Good point, Terry. Thanks for writing, and for educating me.
THE BACKUP HAS DIFFERENT ROLES ON DIFFERENT TEAMS. "Mr. King, with the spate of concussions and other injuries to starting quarterbacks this season, I was wondering if you could enlighten us a bit on the role of the backup QB during a regular week when the starter is healthy. Does the backup take any practice snaps with the other starters, or does the main QB take them all? How much do those practice reps help the starting QB jell with the other starters? Might it behoove the team to give a few more of them during the week to the backup QB (not a ton, maybe just 5-10%) so that if the starter goes down during the game then the backup would have at least a bit of familiarity with the rest of the offense? I didn't know if the benefit of that would be greater than the benefit of giving those snaps to the regular starter. I realize there are plenty of starting QBs that play most every meaningful snap of the season, but is it worth planning better for the possibility that the starter might go down? I realize my eye is very untrained, but it seems to me like that might have been a benefit to Green Bay yesterday in a game they probably need to have.''
--Karl Law, Seattle
Good question. Teams have differing philosophies with the backup quarterback, some of it depending on whether your team is keeping two or three quarterbacks. Mostly, if the starter is healthy, the starter will take almost all of the snaps in practice. Different teams do the scout team in different ways. The Broncos, for instance, use both Brady Quinn and Tim Tebow in varying amounts during the week as the scout team quarterback. Some teams, if they're facing an athletic quarterback who runs a lot will use, say, a defensive back who might have played quarterback in high school as a scout team quarterback, to simulate the kind of mobility the defense might see in the game. Your point is a good one. I think teams like the Patriots (with Brian Hoyer) and Packers (with Matt Flynn) should play their backups whenever the situation presents itself -- say, in the fourth quarter when the game's out of reach, either way.

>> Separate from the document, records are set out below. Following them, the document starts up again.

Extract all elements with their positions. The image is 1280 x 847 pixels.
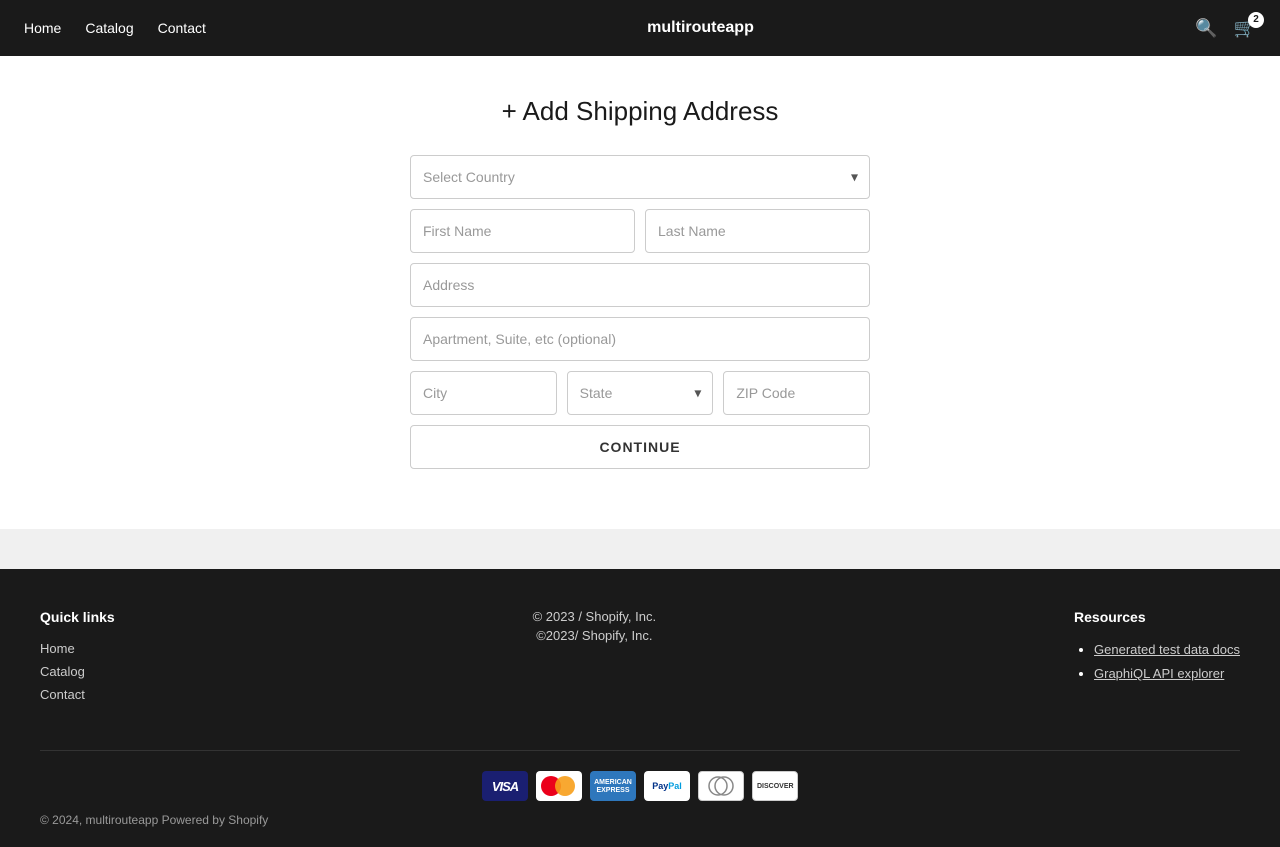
- address-form: Select Country United States Canada Unit…: [410, 155, 870, 469]
- nav-link-contact[interactable]: Contact: [158, 20, 206, 36]
- quick-links-title: Quick links: [40, 609, 115, 625]
- apt-field: [410, 317, 870, 361]
- page-title: + Add Shipping Address: [502, 96, 779, 127]
- address-input[interactable]: [410, 263, 870, 307]
- cart-icon[interactable]: 🛒 2: [1234, 18, 1256, 39]
- resource-link-1[interactable]: Generated test data docs: [1094, 642, 1240, 657]
- country-select[interactable]: Select Country United States Canada Unit…: [410, 155, 870, 199]
- amex-icon: AMERICAN EXPRESS: [590, 771, 636, 801]
- zip-field: [723, 371, 870, 415]
- footer-top: Quick links Home Catalog Contact © 2023 …: [40, 609, 1240, 710]
- resource-item-2: GraphiQL API explorer: [1094, 665, 1240, 681]
- resource-item-1: Generated test data docs: [1094, 641, 1240, 657]
- payment-icons: VISA AMERICAN EXPRESS PayPal: [482, 771, 798, 801]
- footer-copyright-line2: ©2023/ Shopify, Inc.: [533, 628, 657, 643]
- footer-link-catalog[interactable]: Catalog: [40, 664, 115, 679]
- resource-link-2[interactable]: GraphiQL API explorer: [1094, 666, 1240, 681]
- diners-icon: [698, 771, 744, 801]
- first-name-input[interactable]: [410, 209, 635, 253]
- navigation: Home Catalog Contact multirouteapp 🔍 🛒 2: [0, 0, 1280, 56]
- main-content: + Add Shipping Address Select Country Un…: [0, 56, 1280, 529]
- nav-links: Home Catalog Contact: [24, 20, 206, 36]
- search-icon[interactable]: 🔍: [1195, 18, 1217, 39]
- footer-link-contact[interactable]: Contact: [40, 687, 115, 702]
- name-row: [410, 209, 870, 253]
- nav-link-home[interactable]: Home: [24, 20, 61, 36]
- apt-input[interactable]: [410, 317, 870, 361]
- footer-center: © 2023 / Shopify, Inc. ©2023/ Shopify, I…: [533, 609, 657, 710]
- footer-resources: Resources Generated test data docs Graph…: [1074, 609, 1240, 710]
- footer-quick-links: Quick links Home Catalog Contact: [40, 609, 115, 710]
- resources-title: Resources: [1074, 609, 1240, 625]
- city-state-zip-row: State: [410, 371, 870, 415]
- last-name-input[interactable]: [645, 209, 870, 253]
- footer-copyright-line1: © 2023 / Shopify, Inc.: [533, 609, 657, 624]
- nav-actions: 🔍 🛒 2: [1195, 18, 1256, 39]
- mastercard-icon: [536, 771, 582, 801]
- cart-badge: 2: [1248, 12, 1264, 28]
- paypal-icon: PayPal: [644, 771, 690, 801]
- footer-bottom-copyright: © 2024, multirouteapp Powered by Shopify: [40, 813, 268, 827]
- first-name-field: [410, 209, 635, 253]
- discover-icon: DISCOVER: [752, 771, 798, 801]
- brand-logo: multirouteapp: [647, 19, 754, 37]
- continue-button[interactable]: CONTINUE: [410, 425, 870, 469]
- address-field: [410, 263, 870, 307]
- section-divider: [0, 529, 1280, 569]
- footer-bottom: VISA AMERICAN EXPRESS PayPal: [40, 750, 1240, 827]
- nav-link-catalog[interactable]: Catalog: [85, 20, 133, 36]
- last-name-field: [645, 209, 870, 253]
- visa-icon: VISA: [482, 771, 528, 801]
- state-select[interactable]: State: [567, 371, 714, 415]
- state-field: State: [567, 371, 714, 415]
- resources-list: Generated test data docs GraphiQL API ex…: [1074, 641, 1240, 681]
- footer: Quick links Home Catalog Contact © 2023 …: [0, 569, 1280, 847]
- country-field: Select Country United States Canada Unit…: [410, 155, 870, 199]
- zip-input[interactable]: [723, 371, 870, 415]
- city-field: [410, 371, 557, 415]
- footer-link-home[interactable]: Home: [40, 641, 115, 656]
- city-input[interactable]: [410, 371, 557, 415]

THIS IS A MORE IMPORTANT QUESTION FOR THE BENGALS, TO ME, THAN WHO THEIR COACH IS IN 2011. "Do you think it is time for Carson Palmer to go to another team or the Bengals to trade him? I am not sure if he will make Cincinnati any better and he may need a new start. Even when the Bengals had a good last year, he was really an average QB. The offense was helped by the team's running game. Now they are not good this year and the Bengals are back to their struggling ways. Would it be wise to use a first or second round pick on a QB to maybe groom to be the starter in the upcoming draft? I think there would some teams interested if Palmer was available. What would be your best suggestion on what Cincinnati should do with the QB position for the team's future?''
--Kevin Furman, Edmonton, Alberta
My feeling is the Bengals should listen to offers for Palmer. Maybe from Miami, maybe from the 49ers, maybe from the Cardinals, maybe from Minnesota. But if the Bengals consider Hue Jackson for the head-coaching job, he might feel he can do something positive with Palmer. But I do think it's at least worth exploring.